NAPOLI – Una pistola pronta a sparare, nascosta addosso a un ragazzo che ha appena sedici anni. È la fotografia cruda e allarmante di un’altra notte di ordinaria follia nel centro di Napoli, dove l’offensiva dello Stato contro la criminalità si scontra con una realtà giovanile sempre più armata e pericolosa. L’ultimo episodio si è consumato nella tarda serata di ieri, sabato 16 maggio, quando gli agenti della Polizia di Stato hanno stretto le manette ai polsi di un adolescente, sorpreso con un’arma clandestina nel dedalo di vicoli del quartiere San Lorenzo.
L’operazione si inserisce nel quadro dei servizi straordinari di controllo del territorio, intensificati dalla Questura di Napoli proprio per arginare il dilagante fenomeno della detenzione e del porto abusivo di armi, una piaga che alimenta la violenza e miete vittime troppo spesso giovanissime. Stavolta, a finire nella rete della polizia sono stati gli uomini del Commissariato Decumani. Durante il loro pattugliamento, mentre transitavano lungo la storica via Duomo, la loro attenzione è stata catturata da uno scooter con a bordo un ragazzo il cui atteggiamento ha destato immediato sospetto.
Gli agenti non hanno esitato. Hanno intimato l’alt al giovane e hanno dato il via a un controllo che, in pochi istanti, ha confermato i loro timori. Dalla perquisizione personale è emersa una pistola semiautomatica calibro 6,35. Non un’arma qualsiasi, ma un’arma “fantasma”, con la matricola accuratamente abrasa per renderne impossibile il tracciamento e risalire alla sua provenienza. Un dettaglio che la qualifica come “clandestina” e che aggrava pesantemente la posizione del minore. A rendere la scoperta ancora più inquietante, il fatto che la pistola non fosse semplicemente nascosta, ma pronta all’uso: il caricatore era infatti rifornito con quattro cartucce, un chiaro segnale che non si trattava di un possesso casuale.

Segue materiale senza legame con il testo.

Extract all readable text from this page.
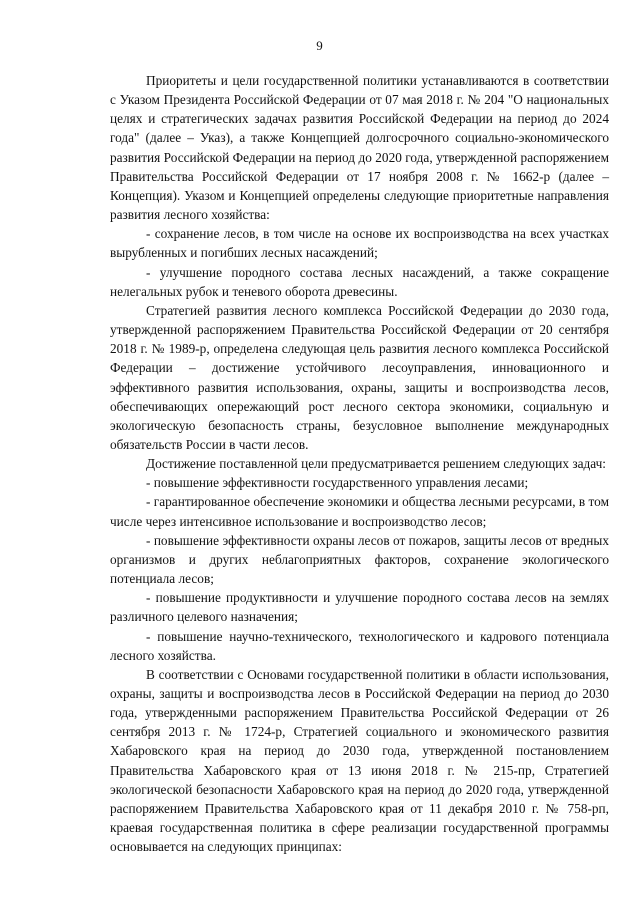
9

Приоритеты и цели государственной политики устанавливаются в соответствии с Указом Президента Российской Федерации от 07 мая 2018 г. № 204 "О национальных целях и стратегических задачах развития Российской Федерации на период до 2024 года" (далее – Указ), а также Концепцией долгосрочного социально-экономического развития Российской Федерации на период до 2020 года, утвержденной распоряжением Правительства Российской Федерации от 17 ноября 2008 г. № 1662-р (далее – Концепция). Указом и Концепцией определены следующие приоритетные направления развития лесного хозяйства:

- сохранение лесов, в том числе на основе их воспроизводства на всех участках вырубленных и погибших лесных насаждений;

- улучшение породного состава лесных насаждений, а также сокращение нелегальных рубок и теневого оборота древесины.

Стратегией развития лесного комплекса Российской Федерации до 2030 года, утвержденной распоряжением Правительства Российской Федерации от 20 сентября 2018 г. № 1989-р, определена следующая цель развития лесного комплекса Российской Федерации – достижение устойчивого лесоуправления, инновационного и эффективного развития использования, охраны, защиты и воспроизводства лесов, обеспечивающих опережающий рост лесного сектора экономики, социальную и экологическую безопасность страны, безусловное выполнение международных обязательств России в части лесов.

Достижение поставленной цели предусматривается решением следующих задач:

- повышение эффективности государственного управления лесами;

- гарантированное обеспечение экономики и общества лесными ресурсами, в том числе через интенсивное использование и воспроизводство лесов;

- повышение эффективности охраны лесов от пожаров, защиты лесов от вредных организмов и других неблагоприятных факторов, сохранение экологического потенциала лесов;

- повышение продуктивности и улучшение породного состава лесов на землях различного целевого назначения;

- повышение научно-технического, технологического и кадрового потенциала лесного хозяйства.

В соответствии с Основами государственной политики в области использования, охраны, защиты и воспроизводства лесов в Российской Федерации на период до 2030 года, утвержденными распоряжением Правительства Российской Федерации от 26 сентября 2013 г. № 1724-р, Стратегией социального и экономического развития Хабаровского края на период до 2030 года, утвержденной постановлением Правительства Хабаровского края от 13 июня 2018 г. № 215-пр, Стратегией экологической безопасности Хабаровского края на период до 2020 года, утвержденной распоряжением Правительства Хабаровского края от 11 декабря 2010 г. № 758-рп, краевая государственная политика в сфере реализации государственной программы основывается на следующих принципах:
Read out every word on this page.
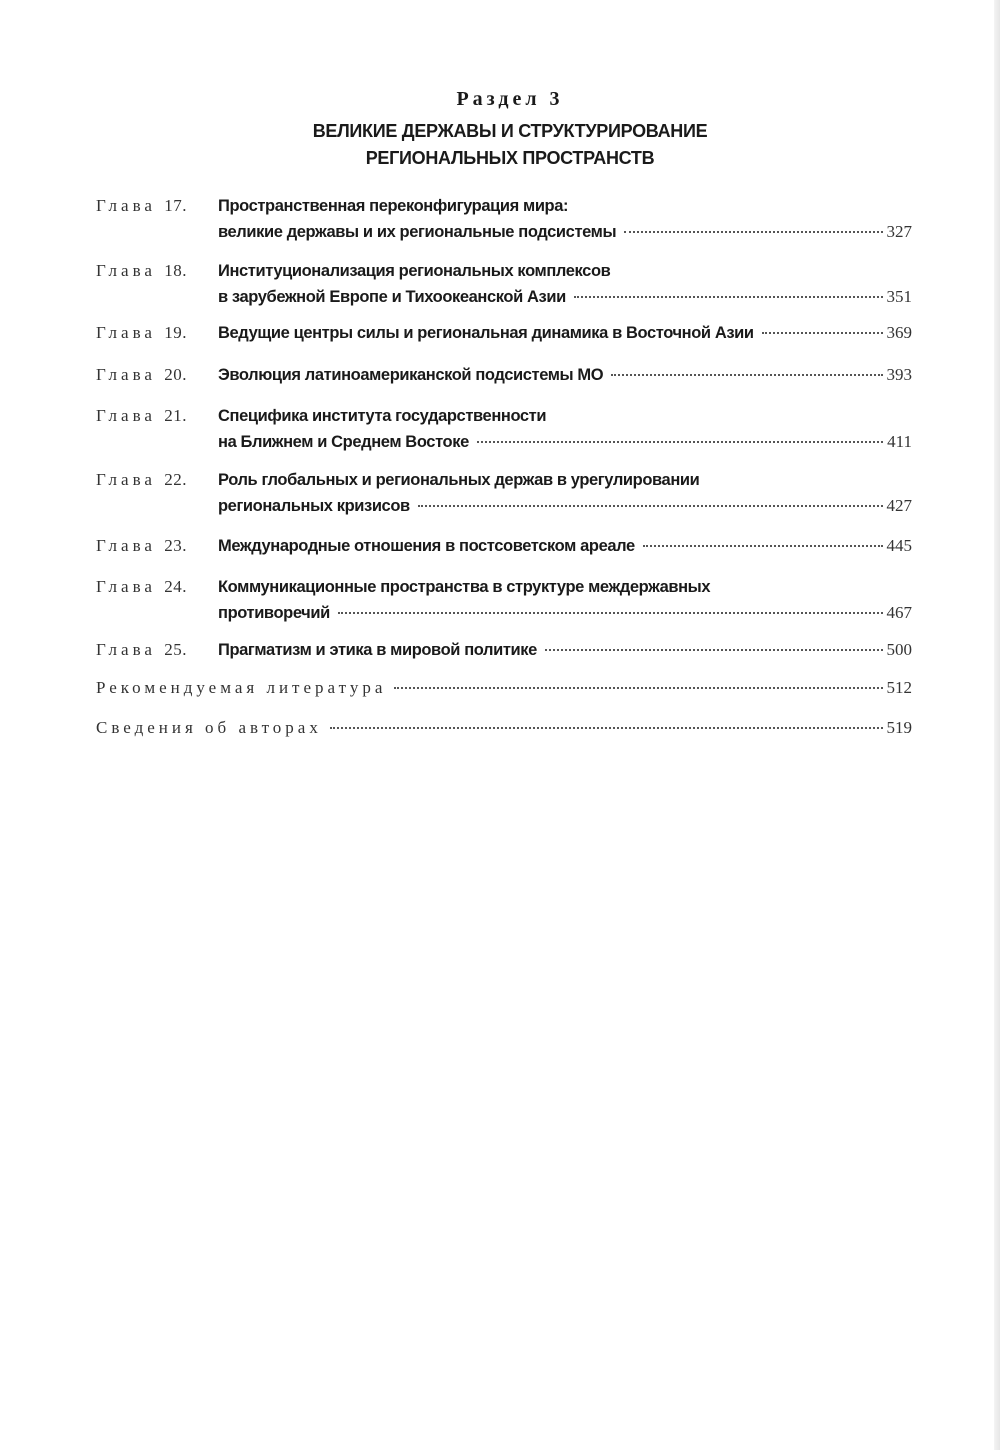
Раздел 3
ВЕЛИКИЕ ДЕРЖАВЫ И СТРУКТУРИРОВАНИЕ
РЕГИОНАЛЬНЫХ ПРОСТРАНСТВ
Глава 17. Пространственная переконфигурация мира:
великие державы и их региональные подсистемы	327
Глава 18. Институционализация региональных комплексов
в зарубежной Европе и Тихоокеанской Азии	351
Глава 19. Ведущие центры силы и региональная динамика в Восточной Азии	369
Глава 20. Эволюция латиноамериканской подсистемы МО	393
Глава 21. Специфика института государственности
на Ближнем и Среднем Востоке	411
Глава 22. Роль глобальных и региональных держав в урегулировании
региональных кризисов	427
Глава 23. Международные отношения в постсоветском ареале	445
Глава 24. Коммуникационные пространства в структуре междержавных
противоречий	467
Глава 25. Прагматизм и этика в мировой политике	500
Рекомендуемая литература	512
Сведения об авторах	519
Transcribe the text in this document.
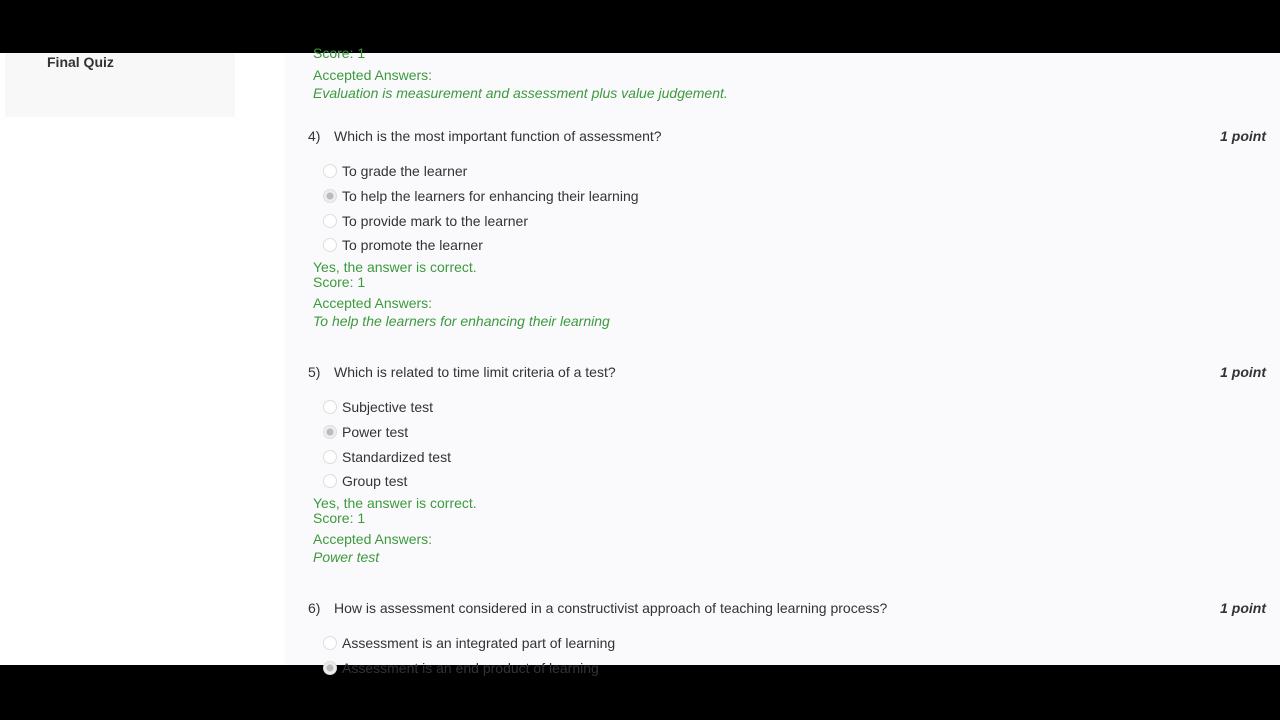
Final Quiz
Score: 1
Accepted Answers:
Evaluation is measurement and assessment plus value judgement.
4) Which is the most important function of assessment?	1 point
To grade the learner
To help the learners for enhancing their learning
To provide mark to the learner
To promote the learner
Yes, the answer is correct.
Score: 1
Accepted Answers:
To help the learners for enhancing their learning
5) Which is related to time limit criteria of a test?	1 point
Subjective test
Power test
Standardized test
Group test
Yes, the answer is correct.
Score: 1
Accepted Answers:
Power test
6) How is assessment considered in a constructivist approach of teaching learning process?	1 point
Assessment is an integrated part of learning
Assessment is an end product of learning
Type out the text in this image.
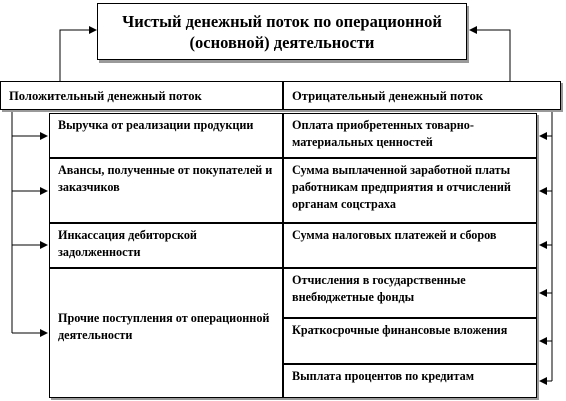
Чистый денежный поток по операционной (основной) деятельности
Положительный денежный поток	Отрицательный денежный поток
Выручка от реализации продукции
Авансы, полученные от покупателей и заказчиков
Инкассация дебиторской задолженности
Прочие поступления от операционной деятельности
Оплата приобретенных товарно-материальных ценностей
Сумма выплаченной заработной платы работникам предприятия и отчислений органам соцстраха
Сумма налоговых платежей и сборов
Отчисления в государственные внебюджетные фонды
Краткосрочные финансовые вложения
Выплата процентов по кредитам
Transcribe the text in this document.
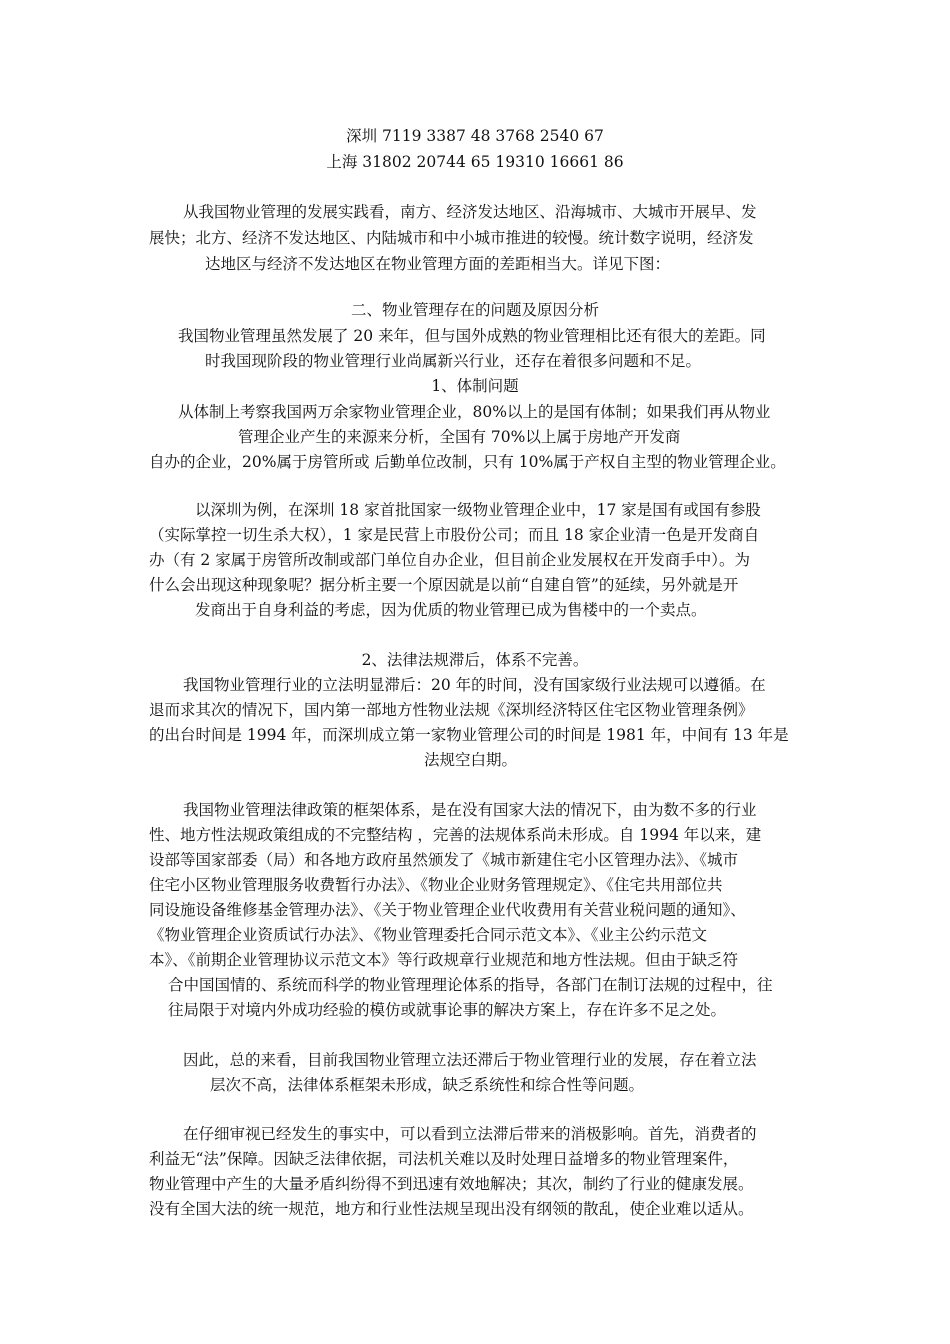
深圳 7119 3387 48 3768 2540 67
上海 31802 20744 65 19310 16661 86
从我国物业管理的发展实践看，南方、经济发达地区、沿海城市、大城市开展早、发
展快；北方、经济不发达地区、内陆城市和中小城市推进的较慢。统计数字说明，经济发
达地区与经济不发达地区在物业管理方面的差距相当大。详见下图：
二、物业管理存在的问题及原因分析
我国物业管理虽然发展了 20 来年，但与国外成熟的物业管理相比还有很大的差距。同
时我国现阶段的物业管理行业尚属新兴行业，还存在着很多问题和不足。
1、体制问题
从体制上考察我国两万余家物业管理企业，80%以上的是国有体制；如果我们再从物业
管理企业产生的来源来分析，全国有 70%以上属于房地产开发商
自办的企业，20%属于房管所或 后勤单位改制，只有 10%属于产权自主型的物业管理企业。
以深圳为例，在深圳 18 家首批国家一级物业管理企业中，17 家是国有或国有参股
（实际掌控一切生杀大权），1 家是民营上市股份公司；而且 18 家企业清一色是开发商自
办（有 2 家属于房管所改制或部门单位自办企业，但目前企业发展权在开发商手中）。为
什么会出现这种现象呢？据分析主要一个原因就是以前“自建自管”的延续，另外就是开
发商出于自身利益的考虑，因为优质的物业管理已成为售楼中的一个卖点。
2、法律法规滞后，体系不完善。
我国物业管理行业的立法明显滞后：20 年的时间，没有国家级行业法规可以遵循。在
退而求其次的情况下，国内第一部地方性物业法规《深圳经济特区住宅区物业管理条例》
的出台时间是 1994 年，而深圳成立第一家物业管理公司的时间是 1981 年，中间有 13 年是
法规空白期。
我国物业管理法律政策的框架体系，是在没有国家大法的情况下，由为数不多的行业
性、地方性法规政策组成的不完整结构 ，完善的法规体系尚未形成。自 1994 年以来，建
设部等国家部委（局）和各地方政府虽然颁发了《城市新建住宅小区管理办法》、《城市
住宅小区物业管理服务收费暂行办法》、《物业企业财务管理规定》、《住宅共用部位共
同设施设备维修基金管理办法》、《关于物业管理企业代收费用有关营业税问题的通知》、
《物业管理企业资质试行办法》、《物业管理委托合同示范文本》、《业主公约示范文
本》、《前期企业管理协议示范文本》等行政规章行业规范和地方性法规。但由于缺乏符
合中国国情的、系统而科学的物业管理理论体系的指导，各部门在制订法规的过程中，往
往局限于对境内外成功经验的模仿或就事论事的解决方案上，存在许多不足之处。
因此，总的来看，目前我国物业管理立法还滞后于物业管理行业的发展，存在着立法
层次不高，法律体系框架未形成，缺乏系统性和综合性等问题。
在仔细审视已经发生的事实中，可以看到立法滞后带来的消极影响。首先，消费者的
利益无“法”保障。因缺乏法律依据，司法机关难以及时处理日益增多的物业管理案件，
物业管理中产生的大量矛盾纠纷得不到迅速有效地解决；其次，制约了行业的健康发展。
没有全国大法的统一规范，地方和行业性法规呈现出没有纲领的散乱，使企业难以适从。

Di fronte a tali inequivocabili prove, per il 16enne sono scattate immediatamente le misure previste dalla legge. È stato dichiarato in stato di arresto con la pesante accusa di porto abusivo di arma clandestina. A questo si è aggiunta una denuncia a piede libero per il reato di ricettazione, conseguenza diretta della matricola abrasa, che presuppone un’origine illecita dell’arma stessa.
Dopo le formalità di rito, il ragazzo è stato condotto e affidato al personale della struttura di prima accoglienza per i minori dei Colli Aminei, in attesa delle decisioni dell’Autorità Giudiziaria minorile. L’arresto solleva ancora una volta interrogativi angoscianti: cosa ci faceva un sedicenne armato e pronto a sparare nel cuore di Napoli? Era un corriere della camorra, un “cavallo” incaricato di trasportare l’arma, o si preparava a compiere un’azione criminale in prima persona? Domande che ora sono al centro delle indagini, mentre la città continua a fare i conti con i suoi figli perduti, adolescenti che sostituiscono i libri e i sogni con il freddo metallo di una pistola.